Quiconque dépend d’une transplantation en raison d’une insuffisance cardiaque espère recevoir de la part d’un donneur un organe qui convient. Un cœur artificiel qui ne déclenche aucune réaction de rejet par le corps après implantation représenterait une alternative élégante. Le projet «Zurich Heart» de l’association de recherche Hochschulmedizin Zurich, dont l’Empa est partenaire, développe actuellement un cœur artificiel de ce type. Afin que cette pompe de laboratoire soit acceptée par le corps, elle doit – telle une cape d’invisibilité – être entourée et revêtue de tissus humains. Or, la culture de tissus fonctionnels à plusieurs couches constitue encore un important défi dans ce domaine en plein essor qu’est le «Tissue Engineering». Désormais, les chercheurs de l’Empa sont parvenus à transformer des cellules en fibres musculaires au sein d’une armature en plastique tridimensionnelle.

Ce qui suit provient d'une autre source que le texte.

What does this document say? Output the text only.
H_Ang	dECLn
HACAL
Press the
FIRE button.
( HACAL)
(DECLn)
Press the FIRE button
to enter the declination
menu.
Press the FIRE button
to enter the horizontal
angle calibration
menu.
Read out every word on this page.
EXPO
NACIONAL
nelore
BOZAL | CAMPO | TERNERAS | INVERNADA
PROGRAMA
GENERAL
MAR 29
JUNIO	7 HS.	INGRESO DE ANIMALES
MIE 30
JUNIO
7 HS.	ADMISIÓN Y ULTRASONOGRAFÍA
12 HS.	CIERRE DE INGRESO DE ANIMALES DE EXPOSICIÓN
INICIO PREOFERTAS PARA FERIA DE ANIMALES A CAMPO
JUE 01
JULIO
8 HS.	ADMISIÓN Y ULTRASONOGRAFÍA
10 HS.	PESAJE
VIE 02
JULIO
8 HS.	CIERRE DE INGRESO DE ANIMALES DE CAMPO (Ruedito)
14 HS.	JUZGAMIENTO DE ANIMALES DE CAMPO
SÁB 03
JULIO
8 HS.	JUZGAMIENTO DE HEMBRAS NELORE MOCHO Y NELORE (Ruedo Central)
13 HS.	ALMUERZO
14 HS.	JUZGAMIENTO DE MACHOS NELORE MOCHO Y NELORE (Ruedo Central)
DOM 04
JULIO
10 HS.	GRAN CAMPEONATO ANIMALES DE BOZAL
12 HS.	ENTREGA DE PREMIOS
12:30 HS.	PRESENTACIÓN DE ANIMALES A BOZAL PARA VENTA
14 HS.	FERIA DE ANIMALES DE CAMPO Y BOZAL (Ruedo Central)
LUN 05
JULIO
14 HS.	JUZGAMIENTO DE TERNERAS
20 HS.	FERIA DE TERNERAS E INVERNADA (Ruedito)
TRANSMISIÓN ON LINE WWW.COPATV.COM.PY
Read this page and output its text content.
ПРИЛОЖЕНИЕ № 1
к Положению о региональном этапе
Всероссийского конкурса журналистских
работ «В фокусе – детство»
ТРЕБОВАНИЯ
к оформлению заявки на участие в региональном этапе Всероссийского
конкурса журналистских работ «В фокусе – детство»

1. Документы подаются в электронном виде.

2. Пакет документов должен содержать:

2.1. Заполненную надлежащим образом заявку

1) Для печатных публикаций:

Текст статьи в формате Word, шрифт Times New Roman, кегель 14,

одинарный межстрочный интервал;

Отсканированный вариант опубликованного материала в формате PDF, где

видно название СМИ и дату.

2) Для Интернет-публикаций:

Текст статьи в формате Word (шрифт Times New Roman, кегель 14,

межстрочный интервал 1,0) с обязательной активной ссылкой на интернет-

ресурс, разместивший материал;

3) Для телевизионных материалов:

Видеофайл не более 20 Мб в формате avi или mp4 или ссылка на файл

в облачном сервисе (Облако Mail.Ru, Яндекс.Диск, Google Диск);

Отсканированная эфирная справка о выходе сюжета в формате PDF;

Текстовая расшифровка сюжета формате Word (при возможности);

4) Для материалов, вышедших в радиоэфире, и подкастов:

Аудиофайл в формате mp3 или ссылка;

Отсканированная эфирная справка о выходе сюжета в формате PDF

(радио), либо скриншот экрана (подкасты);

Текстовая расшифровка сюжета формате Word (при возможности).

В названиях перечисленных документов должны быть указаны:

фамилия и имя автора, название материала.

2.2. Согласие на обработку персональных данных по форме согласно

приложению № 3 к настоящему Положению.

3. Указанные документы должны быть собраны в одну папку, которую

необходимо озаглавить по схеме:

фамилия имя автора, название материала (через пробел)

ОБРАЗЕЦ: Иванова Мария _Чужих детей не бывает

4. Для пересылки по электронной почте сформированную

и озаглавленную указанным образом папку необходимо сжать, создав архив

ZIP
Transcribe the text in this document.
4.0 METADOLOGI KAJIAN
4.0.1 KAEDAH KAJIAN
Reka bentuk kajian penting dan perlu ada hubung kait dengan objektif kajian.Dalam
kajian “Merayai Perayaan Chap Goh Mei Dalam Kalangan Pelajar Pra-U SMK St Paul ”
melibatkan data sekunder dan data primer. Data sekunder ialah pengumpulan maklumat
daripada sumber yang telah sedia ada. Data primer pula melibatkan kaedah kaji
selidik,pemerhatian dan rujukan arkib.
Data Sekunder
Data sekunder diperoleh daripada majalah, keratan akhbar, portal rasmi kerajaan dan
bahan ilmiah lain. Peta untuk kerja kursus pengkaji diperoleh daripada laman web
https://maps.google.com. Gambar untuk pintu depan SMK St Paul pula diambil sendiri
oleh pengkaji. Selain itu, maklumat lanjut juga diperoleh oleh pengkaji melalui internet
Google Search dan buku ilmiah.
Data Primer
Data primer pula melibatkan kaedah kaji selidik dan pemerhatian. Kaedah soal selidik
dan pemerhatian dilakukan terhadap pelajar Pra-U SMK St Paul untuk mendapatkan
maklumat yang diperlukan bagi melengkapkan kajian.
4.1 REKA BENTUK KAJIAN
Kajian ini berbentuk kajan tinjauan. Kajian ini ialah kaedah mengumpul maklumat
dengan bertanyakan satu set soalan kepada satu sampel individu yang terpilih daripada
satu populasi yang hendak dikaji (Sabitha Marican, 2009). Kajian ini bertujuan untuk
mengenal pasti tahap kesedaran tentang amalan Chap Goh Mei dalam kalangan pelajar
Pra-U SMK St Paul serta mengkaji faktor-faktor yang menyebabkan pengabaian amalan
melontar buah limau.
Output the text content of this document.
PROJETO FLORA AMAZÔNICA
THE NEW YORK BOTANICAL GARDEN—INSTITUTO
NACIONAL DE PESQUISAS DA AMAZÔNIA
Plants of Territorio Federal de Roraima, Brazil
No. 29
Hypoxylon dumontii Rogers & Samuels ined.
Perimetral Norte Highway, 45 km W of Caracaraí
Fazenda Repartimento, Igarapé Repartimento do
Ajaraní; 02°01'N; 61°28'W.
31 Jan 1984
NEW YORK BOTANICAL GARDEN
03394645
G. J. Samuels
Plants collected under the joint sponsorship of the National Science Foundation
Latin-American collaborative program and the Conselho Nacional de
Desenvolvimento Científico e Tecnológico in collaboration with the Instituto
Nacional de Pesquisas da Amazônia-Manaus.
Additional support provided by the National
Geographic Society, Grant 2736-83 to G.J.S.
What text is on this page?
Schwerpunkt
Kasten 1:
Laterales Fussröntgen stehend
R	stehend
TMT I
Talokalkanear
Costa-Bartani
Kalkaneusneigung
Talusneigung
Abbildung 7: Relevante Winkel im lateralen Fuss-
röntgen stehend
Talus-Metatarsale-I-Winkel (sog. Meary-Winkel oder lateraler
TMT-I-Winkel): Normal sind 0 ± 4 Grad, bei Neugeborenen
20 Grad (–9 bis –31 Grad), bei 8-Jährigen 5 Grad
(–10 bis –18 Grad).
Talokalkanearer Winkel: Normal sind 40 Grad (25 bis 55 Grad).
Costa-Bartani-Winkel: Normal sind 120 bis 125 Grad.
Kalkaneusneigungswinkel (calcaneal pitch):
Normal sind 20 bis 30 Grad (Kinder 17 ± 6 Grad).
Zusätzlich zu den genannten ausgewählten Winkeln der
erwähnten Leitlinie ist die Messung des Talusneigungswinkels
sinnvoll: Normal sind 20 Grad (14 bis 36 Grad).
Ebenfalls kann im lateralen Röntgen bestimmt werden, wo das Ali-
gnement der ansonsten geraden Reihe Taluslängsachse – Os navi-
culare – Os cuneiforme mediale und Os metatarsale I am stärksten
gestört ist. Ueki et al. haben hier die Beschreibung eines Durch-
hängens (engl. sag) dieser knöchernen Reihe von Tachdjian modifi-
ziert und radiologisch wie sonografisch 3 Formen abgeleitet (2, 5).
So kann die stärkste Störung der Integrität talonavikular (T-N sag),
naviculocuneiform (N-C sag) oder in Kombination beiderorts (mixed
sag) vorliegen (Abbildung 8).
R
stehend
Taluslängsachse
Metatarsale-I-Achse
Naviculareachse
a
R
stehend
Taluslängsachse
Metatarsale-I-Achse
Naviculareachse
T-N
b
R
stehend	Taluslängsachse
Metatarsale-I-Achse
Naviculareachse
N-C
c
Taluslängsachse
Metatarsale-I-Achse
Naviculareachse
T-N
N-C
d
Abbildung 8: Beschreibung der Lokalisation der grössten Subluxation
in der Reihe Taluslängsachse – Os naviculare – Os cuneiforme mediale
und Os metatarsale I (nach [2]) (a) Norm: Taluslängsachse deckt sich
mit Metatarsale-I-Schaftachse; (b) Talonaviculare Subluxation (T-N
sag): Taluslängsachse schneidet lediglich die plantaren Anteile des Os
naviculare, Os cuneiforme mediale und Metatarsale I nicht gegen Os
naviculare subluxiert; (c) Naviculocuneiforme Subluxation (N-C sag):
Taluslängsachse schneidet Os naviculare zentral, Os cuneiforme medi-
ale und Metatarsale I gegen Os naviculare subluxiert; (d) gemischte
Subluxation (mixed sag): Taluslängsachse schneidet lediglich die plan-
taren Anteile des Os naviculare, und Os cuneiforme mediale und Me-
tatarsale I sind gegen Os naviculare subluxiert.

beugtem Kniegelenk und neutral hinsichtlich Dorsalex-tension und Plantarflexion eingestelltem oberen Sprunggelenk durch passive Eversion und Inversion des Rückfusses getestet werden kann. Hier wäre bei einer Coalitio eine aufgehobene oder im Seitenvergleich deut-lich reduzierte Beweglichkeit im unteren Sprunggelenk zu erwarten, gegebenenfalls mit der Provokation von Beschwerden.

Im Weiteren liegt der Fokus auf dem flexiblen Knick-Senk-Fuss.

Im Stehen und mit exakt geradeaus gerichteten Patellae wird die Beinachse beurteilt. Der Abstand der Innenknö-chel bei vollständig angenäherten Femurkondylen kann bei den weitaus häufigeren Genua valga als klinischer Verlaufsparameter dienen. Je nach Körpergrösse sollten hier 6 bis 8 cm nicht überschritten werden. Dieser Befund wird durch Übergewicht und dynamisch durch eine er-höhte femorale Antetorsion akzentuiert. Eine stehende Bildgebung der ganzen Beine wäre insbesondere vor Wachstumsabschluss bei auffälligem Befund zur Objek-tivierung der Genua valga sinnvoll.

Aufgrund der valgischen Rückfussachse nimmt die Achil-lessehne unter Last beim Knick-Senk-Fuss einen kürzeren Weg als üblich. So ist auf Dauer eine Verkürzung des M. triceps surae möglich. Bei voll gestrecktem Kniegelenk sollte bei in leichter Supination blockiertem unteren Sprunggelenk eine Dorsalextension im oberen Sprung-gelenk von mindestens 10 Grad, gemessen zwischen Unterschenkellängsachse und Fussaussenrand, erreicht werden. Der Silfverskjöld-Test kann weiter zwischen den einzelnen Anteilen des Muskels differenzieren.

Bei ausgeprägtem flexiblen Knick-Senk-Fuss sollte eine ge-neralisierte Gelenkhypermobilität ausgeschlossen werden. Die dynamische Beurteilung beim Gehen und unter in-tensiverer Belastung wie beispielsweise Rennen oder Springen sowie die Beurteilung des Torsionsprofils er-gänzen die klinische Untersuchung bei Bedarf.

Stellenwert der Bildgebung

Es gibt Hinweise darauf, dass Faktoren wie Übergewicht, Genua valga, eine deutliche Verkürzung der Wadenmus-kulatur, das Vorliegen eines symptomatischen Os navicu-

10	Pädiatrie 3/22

«Le cœur humain se constitue naturellement de plusieurs couches de tissus différents», explique Lukas Weidenbacher, du laboratoire Biomimetic Membranes and Textiles de l’Empa à Saint Galle. Le revêtement de fibres musculaires joue ici un rôle décisif, puisqu’il veille à la stabilité et à la flexibilité du cœur en battement constant. Toutefois, il est difficile de cultiver des fibres musculaires à plusieurs couches, puisque les cellules doivent d’abord être insérées dans une armature spatiale. «Certes, il est possible de créer des formations tridimensionnelles en plastique qui ressemblent fort au tissu humain, par exemple par le biais du dénommé électrospinning», poursuit Weidenbacher. À cet effet, des polymères liquides sous la forme de fils extrêmement fins sont tissés pour obtenir la forme des tissus naturels. Or, les composés nocifs nécessaires pour appliquer cette méthode constituent un poison pour les cellules sensibles.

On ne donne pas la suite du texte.